VirusTotal API => The /api/v3/groups/{group}/activity_log_entries endpoint retrieves a list of activity logs. It supports a filter query parameter that allows you to narrow the results using the same criteria available in the UI.

Be aware that unlike the UI (where Username and User Email are direct columns), the API requires you to access the user who performed the action through the dedicated user relationship. Consult the endpoint document for details.

4.2. Exporting logs

Web interface => From the My group menu option -> AUDIT LOG tab -> Export drop-down menu, administrators can export the Audit Log in CSV or Json format, or Copy to clipboard in JSON format. The current filters are applied to all exported logs.
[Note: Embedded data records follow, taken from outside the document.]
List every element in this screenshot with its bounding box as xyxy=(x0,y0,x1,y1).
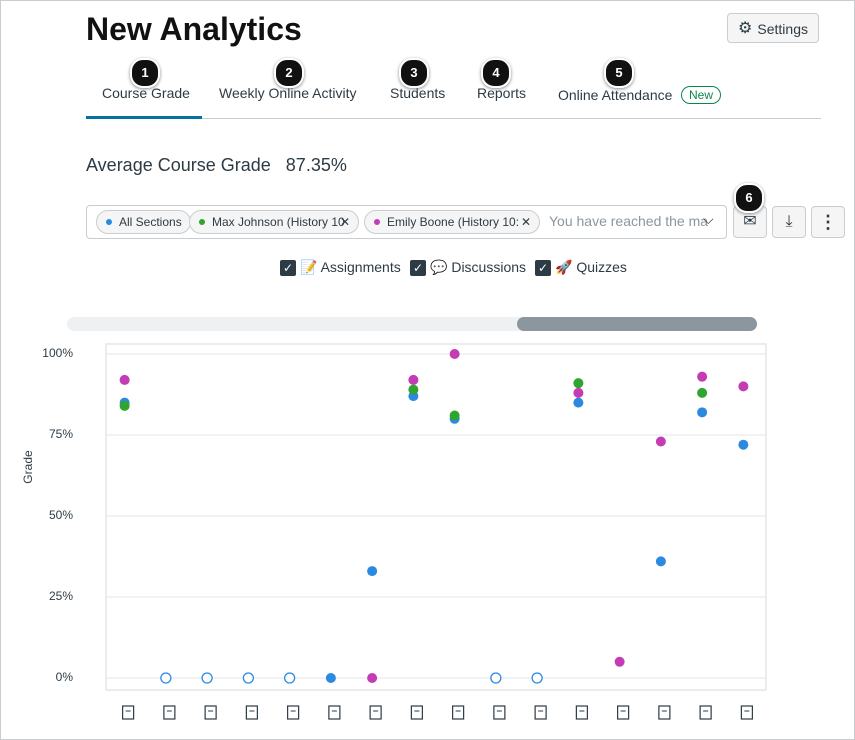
data-point xyxy=(655,436,666,447)
data-point xyxy=(119,374,130,385)
data-point xyxy=(283,672,296,684)
data-point xyxy=(531,672,543,684)
data-point xyxy=(697,371,708,382)
x-icon xyxy=(328,705,341,720)
y-tick-label: 25% xyxy=(49,589,73,603)
chart: Grade 0% 25% 50% 75% 100% xyxy=(21,317,767,720)
dropdown-arrow[interactable]: ⌵ xyxy=(703,211,714,227)
toggle-label: Discussions xyxy=(451,259,527,275)
summary-label: Average Course Grade xyxy=(86,155,271,175)
data-point xyxy=(738,381,749,392)
data-point xyxy=(573,397,584,408)
data-point xyxy=(408,384,419,395)
toggle-label: Quizzes xyxy=(576,259,627,275)
y-tick-label: 0% xyxy=(56,670,74,684)
section-filter[interactable] xyxy=(86,205,727,239)
data-point xyxy=(201,672,213,684)
callout: 5 xyxy=(604,58,634,88)
more-button[interactable]: ⋮ xyxy=(811,206,845,238)
filter-chip[interactable]: All Sections xyxy=(96,210,191,234)
x-icon xyxy=(493,705,506,720)
data-point xyxy=(449,349,460,359)
chip-label: All Sections xyxy=(119,215,182,229)
data-point xyxy=(697,407,708,418)
settings-button[interactable]: ⚙ Settings xyxy=(727,13,819,43)
tab[interactable]: Online Attendance xyxy=(558,87,673,103)
x-icon xyxy=(410,705,423,720)
download-button[interactable]: ⤓ xyxy=(772,206,806,238)
filter-chip[interactable]: Emily Boone (History 10: ✕ xyxy=(364,210,540,234)
toggle-label: Assignments xyxy=(320,259,401,275)
data-point xyxy=(697,387,708,398)
settings-label: Settings xyxy=(757,21,808,37)
tab[interactable]: Course Grade xyxy=(102,85,190,101)
data-point xyxy=(738,439,749,450)
filter-chip[interactable]: Max Johnson (History 10 ✕ xyxy=(189,210,359,234)
callout: 6 xyxy=(734,183,764,213)
message-button[interactable]: ✉ xyxy=(733,206,767,238)
plot-frame xyxy=(105,343,767,691)
data-point xyxy=(242,672,255,684)
y-axis-label: Grade xyxy=(21,450,35,484)
x-icon xyxy=(575,705,588,720)
data-point xyxy=(325,673,336,683)
tab[interactable]: Reports xyxy=(477,85,527,101)
y-tick-label: 75% xyxy=(49,427,73,441)
data-point xyxy=(119,400,130,411)
toggle[interactable]: ✓ 💬 Discussions xyxy=(410,259,527,277)
toggle[interactable]: ✓ 📝 Assignments xyxy=(280,259,401,277)
x-icon xyxy=(699,705,712,720)
x-icon xyxy=(245,705,258,720)
data-point xyxy=(408,374,419,385)
x-icon xyxy=(740,705,753,720)
tab[interactable]: Students xyxy=(390,85,446,101)
toggle[interactable]: ✓ 🚀 Quizzes xyxy=(535,259,627,277)
callout: 2 xyxy=(274,58,304,88)
x-icon xyxy=(163,705,176,720)
data-point xyxy=(573,387,584,398)
page-title: New Analytics xyxy=(86,11,302,47)
tab-divider xyxy=(86,118,821,119)
tab[interactable]: Weekly Online Activity xyxy=(219,85,357,101)
scrollbar-thumb[interactable] xyxy=(517,317,757,331)
data-point xyxy=(614,656,625,667)
summary: Average Course Grade 87.35% xyxy=(86,155,347,176)
data-point xyxy=(160,672,172,684)
new-badge: New xyxy=(681,86,722,104)
y-tick-label: 100% xyxy=(42,346,73,360)
x-icon xyxy=(658,705,671,720)
data-point xyxy=(573,378,584,389)
x-icon xyxy=(122,705,135,720)
data-point xyxy=(449,410,460,421)
x-icon xyxy=(204,705,217,720)
x-icon xyxy=(287,705,300,720)
chip-label: Emily Boone (History 10: xyxy=(387,215,520,229)
callout: 1 xyxy=(130,58,160,88)
summary-value: 87.35% xyxy=(285,155,347,175)
x-icon xyxy=(369,705,382,720)
tab-indicator xyxy=(86,116,202,119)
x-icon xyxy=(534,705,547,720)
data-point xyxy=(367,673,378,683)
x-icon xyxy=(452,705,465,720)
x-icon xyxy=(617,705,630,720)
data-point xyxy=(655,556,666,567)
y-tick-label: 50% xyxy=(49,508,73,522)
callout: 3 xyxy=(399,58,429,88)
callout: 4 xyxy=(481,58,511,88)
chip-label: Max Johnson (History 10 xyxy=(212,215,345,229)
data-point xyxy=(490,672,502,684)
filter-placeholder: You have reached the ma xyxy=(549,213,709,229)
data-point xyxy=(367,566,378,577)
VirusTotal API => Use the /api/v3/groups/{group}/activity_log_entries endpoint to retrieve activity logs in JSON format, applying the filters and relationships detailed in the endpoint documentation.

4.3. Seeing details

Web interface => From the My group menu option -> AUDIT LOG tab -> administrators can view the Audit Log of the platform's most relevant actions. For detailed context on an event, like which user was granted admin privileges or which user was removed from the group, admins can click the See details button located on the right of each log entry, which automatically displays the Audit Log Event Details.

VirusTotal API => The /api/v3/groups/{group}/activity_log_entries endpoint retrieves activity logs allowing the application of filters and relationships as detailed in the endpoint documentation.